Hello, everyone, and welcome to the middle of the week. Yet another steamy day is on the way, and we are trying to stay cool with cups of iced stimulation. We hope you are doing the same. We should note that we will be taking an extended break starting later today and will return next week. So we hope you survive the next few days. Meanwhile, here are some tidbits. Hope all goes well …
A new type of injectable cholesterol drug may save the health system from paying for heart attacks and strokes, but the high list price would still mean an increase total health care spending by 4 percent, according to a study in the Journal of the American Medical Association. In order to be cost-effective, the PCSK9 inhibitors should cost just over $4,500 per year. The roughly $14,000 list price, however, does not include manufacturer rebates. The companies selling these drugs disputed the findings.
The Alli weight-loss pill has been supported by problematic clinical studies that “systematically understated” its potential harms, according to STAT, citing a study in PLOS Medicine.
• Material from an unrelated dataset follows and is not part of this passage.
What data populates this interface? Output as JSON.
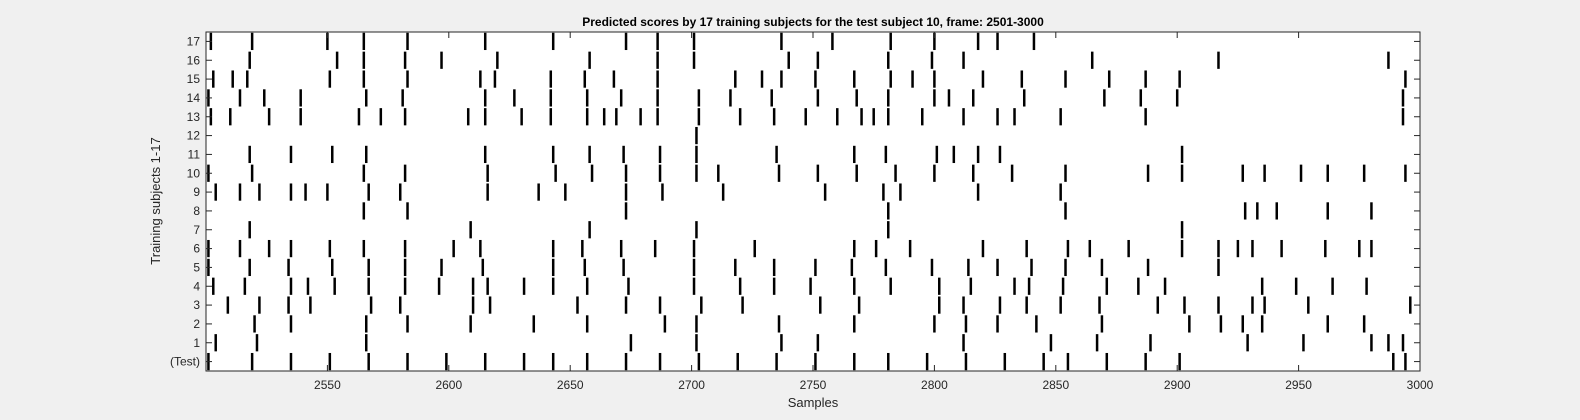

The study compared published journal articles with data summaries submitted to European regulators and found the publications disclosed just 14 percent to 33 percent of adverse events compared with the data summaries.
ViiV Healthcare started Phase 3 trials of a two-drug regimen for HIV that might simplify treatment for patients who receive therapy for the first time, PMLive tells us.
Drug makers that change hard gelatin capsule suppliers do not need to seek approval beforehand under a policy introduced by the Food and Drug Administration, InPharma Technologist says.
Zhejiang Medicine, which makes antibiotics sold in the US, hid quality testing results that may have indicated the products were contaminated, according to a warning letter issued by the FDA.
Carl Icahn bought 3.4 million shares in Allergan (AGN) valued at $785.7 million, Reuters reports. Icahn began acquiring shares in the drug maker last spring after its $160 billion buyout deal with Pfizer (PFE) fell through.
A new study falls far short of showing that mothers taking acetaminophen during pregnancy increases their child’s risk of behavioral problems, writes STAT.